Макар подошел. Положил руки ей на плечи. Кивнул. Рассказывай, мол. И она заговорила торопливо, глотая слова, словно боялась не успеть:
— Дед… Он тебя выгнал, но он хороший, правда. Он просто о лабиринте волнуется. Он же смотритель. То есть теперь я — смотритель, но это он меня всему научил. Я только одного не знала раньше. Про линзу. Он мне рассказал вчера. Ради нее лабиринт и построили. Барбаро построил, в пятнадцатом веке еще. Не чтобы сокровища спрятать. Понимаешь?
— Еще не совсем.
— Сейчас поймешь. Линза — в самом центре, туда можно только с разрешения хозяина… то есть Барбаро, пройти. Не волнуйся, я разрешение добуду. Я все продумала. А! Главное! Линза — это портал. Через него можно перемещаться во времени куда угодно. Теперь понял?
— То есть ты хочешь сказать…
— Мы можем вернуться в прошлое и сделать так, чтобы наши семьи не ссорились! Тогда мы сможем быть вместе. И вы с Бобром не подеретесь. И Цыба не умрет.

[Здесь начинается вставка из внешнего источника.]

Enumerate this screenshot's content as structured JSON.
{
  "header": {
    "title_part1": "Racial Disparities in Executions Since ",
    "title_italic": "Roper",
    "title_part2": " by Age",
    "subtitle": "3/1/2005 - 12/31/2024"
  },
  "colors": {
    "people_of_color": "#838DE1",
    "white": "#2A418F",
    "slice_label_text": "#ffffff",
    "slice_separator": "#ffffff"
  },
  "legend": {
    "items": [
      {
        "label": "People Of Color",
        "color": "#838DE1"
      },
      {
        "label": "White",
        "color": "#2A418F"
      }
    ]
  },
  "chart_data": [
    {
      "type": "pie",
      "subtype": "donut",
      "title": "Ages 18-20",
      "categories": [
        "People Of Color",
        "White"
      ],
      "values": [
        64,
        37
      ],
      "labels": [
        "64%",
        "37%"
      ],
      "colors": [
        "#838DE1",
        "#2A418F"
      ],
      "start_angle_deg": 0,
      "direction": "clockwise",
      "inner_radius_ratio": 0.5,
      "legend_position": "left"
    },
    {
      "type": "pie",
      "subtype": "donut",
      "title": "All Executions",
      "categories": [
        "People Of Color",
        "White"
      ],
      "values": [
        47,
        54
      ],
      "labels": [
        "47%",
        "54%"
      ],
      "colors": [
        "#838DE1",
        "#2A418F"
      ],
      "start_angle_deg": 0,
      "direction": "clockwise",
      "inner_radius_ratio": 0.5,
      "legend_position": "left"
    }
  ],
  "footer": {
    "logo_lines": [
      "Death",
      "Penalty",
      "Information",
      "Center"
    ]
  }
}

Взявшись за руки, они побежали к машине. Вдруг Макар затормозил, оглянулся.
— Забыл что-то?
— Ага.
Он вытер со щек капли дождя, втянул воздух со свистом и выпалил:
— Чтоб мой глаз заплесневел! Чтоб чудище отгрызло мне руки! Чтоб я лопнул, Гоха, если у меня не получится. Ты, главное, верь, хорошо?
Глава двенадцатая. Парамоновские склады
Мчались по черным от дождя улицам, как сумасшедшие. Не разбирая пути, забив на ПДД и водительскую совесть. Другого бы тормознули в секунду, но желтый «Рэнглер» Шорохова-младшего знали все менты в городе, так что трогать Макара никто из силовиков бы в жизни не рискнул. Обычно Макар этой форой не пользовался — и так в Управлении закрыли глаза на то, что восемнадцать будет только в феврале, и оформили потихоньку права, но сейчас ситуация была особенная.